Most surprisingly, Brooklyn lost prodigal son Jason Kidd to the Milwaukee Bucks. The team’s off-court upheaval has clouded the perception of the on-court talent.
“We’ve got to step up, myself included, especially leadership-wise,” Williams said. “I think having myself healthy and having Brook healthy, that makes up for a lot. I think that’s what people don’t really understand.”
For arguably the first time, Williams will enter a Nets training camp completely healthy. That changes the “landscape” just as much as adding Lopez. The emergence of Mason Plumlee and the addition of Bojan Bogdanovic can only help.

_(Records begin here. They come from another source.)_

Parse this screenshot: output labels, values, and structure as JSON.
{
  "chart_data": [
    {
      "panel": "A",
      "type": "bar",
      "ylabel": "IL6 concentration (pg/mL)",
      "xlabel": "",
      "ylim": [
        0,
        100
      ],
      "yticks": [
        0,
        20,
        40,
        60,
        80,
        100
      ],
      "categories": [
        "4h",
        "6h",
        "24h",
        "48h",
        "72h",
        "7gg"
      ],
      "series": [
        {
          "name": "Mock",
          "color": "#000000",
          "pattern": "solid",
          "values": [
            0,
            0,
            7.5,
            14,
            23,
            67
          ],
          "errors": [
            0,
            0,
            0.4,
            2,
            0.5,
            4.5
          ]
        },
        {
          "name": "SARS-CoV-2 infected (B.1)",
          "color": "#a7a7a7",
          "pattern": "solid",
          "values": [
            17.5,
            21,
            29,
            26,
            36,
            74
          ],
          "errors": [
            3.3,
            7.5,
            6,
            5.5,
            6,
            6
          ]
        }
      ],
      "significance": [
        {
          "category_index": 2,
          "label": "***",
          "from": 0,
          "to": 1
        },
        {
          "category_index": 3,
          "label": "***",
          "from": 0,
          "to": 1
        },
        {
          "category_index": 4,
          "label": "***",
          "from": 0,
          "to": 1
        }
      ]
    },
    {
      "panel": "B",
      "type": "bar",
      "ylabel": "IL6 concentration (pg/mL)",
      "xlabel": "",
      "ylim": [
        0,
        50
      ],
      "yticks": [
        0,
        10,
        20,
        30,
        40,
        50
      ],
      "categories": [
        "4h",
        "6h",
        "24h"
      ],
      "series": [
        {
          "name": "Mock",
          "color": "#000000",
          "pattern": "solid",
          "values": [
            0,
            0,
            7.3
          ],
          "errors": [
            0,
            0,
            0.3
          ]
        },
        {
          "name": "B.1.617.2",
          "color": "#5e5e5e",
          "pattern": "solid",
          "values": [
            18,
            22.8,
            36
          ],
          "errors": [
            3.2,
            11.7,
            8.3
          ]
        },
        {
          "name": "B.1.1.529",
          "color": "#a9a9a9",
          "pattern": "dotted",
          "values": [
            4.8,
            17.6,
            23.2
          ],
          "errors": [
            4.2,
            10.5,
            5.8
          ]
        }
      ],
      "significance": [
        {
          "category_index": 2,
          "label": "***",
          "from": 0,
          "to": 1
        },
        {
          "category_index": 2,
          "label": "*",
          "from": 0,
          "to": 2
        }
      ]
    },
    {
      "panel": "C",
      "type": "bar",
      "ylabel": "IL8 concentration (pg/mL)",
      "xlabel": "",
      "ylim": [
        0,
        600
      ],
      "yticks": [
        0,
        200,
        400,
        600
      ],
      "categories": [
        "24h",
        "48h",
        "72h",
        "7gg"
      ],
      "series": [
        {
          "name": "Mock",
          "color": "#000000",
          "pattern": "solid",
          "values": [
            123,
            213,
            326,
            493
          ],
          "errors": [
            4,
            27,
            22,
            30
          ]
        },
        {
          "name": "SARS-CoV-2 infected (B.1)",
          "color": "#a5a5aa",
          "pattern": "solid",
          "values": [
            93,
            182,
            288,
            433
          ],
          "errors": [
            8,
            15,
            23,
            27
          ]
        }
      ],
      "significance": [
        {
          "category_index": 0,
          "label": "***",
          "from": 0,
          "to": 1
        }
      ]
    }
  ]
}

“Health is the No. 1 issue for this team going in with Brook, KG and Deron,” Hollins said. “If they are healthy and we can create continuity and a foundation of a group playing together, then I think things will fall into place.”
Like last year, health will ultimately dictate the Nets’ success. But with only a few clear Eastern Conference standouts, the Nets can certainly vault into the upper half of that playoff picture.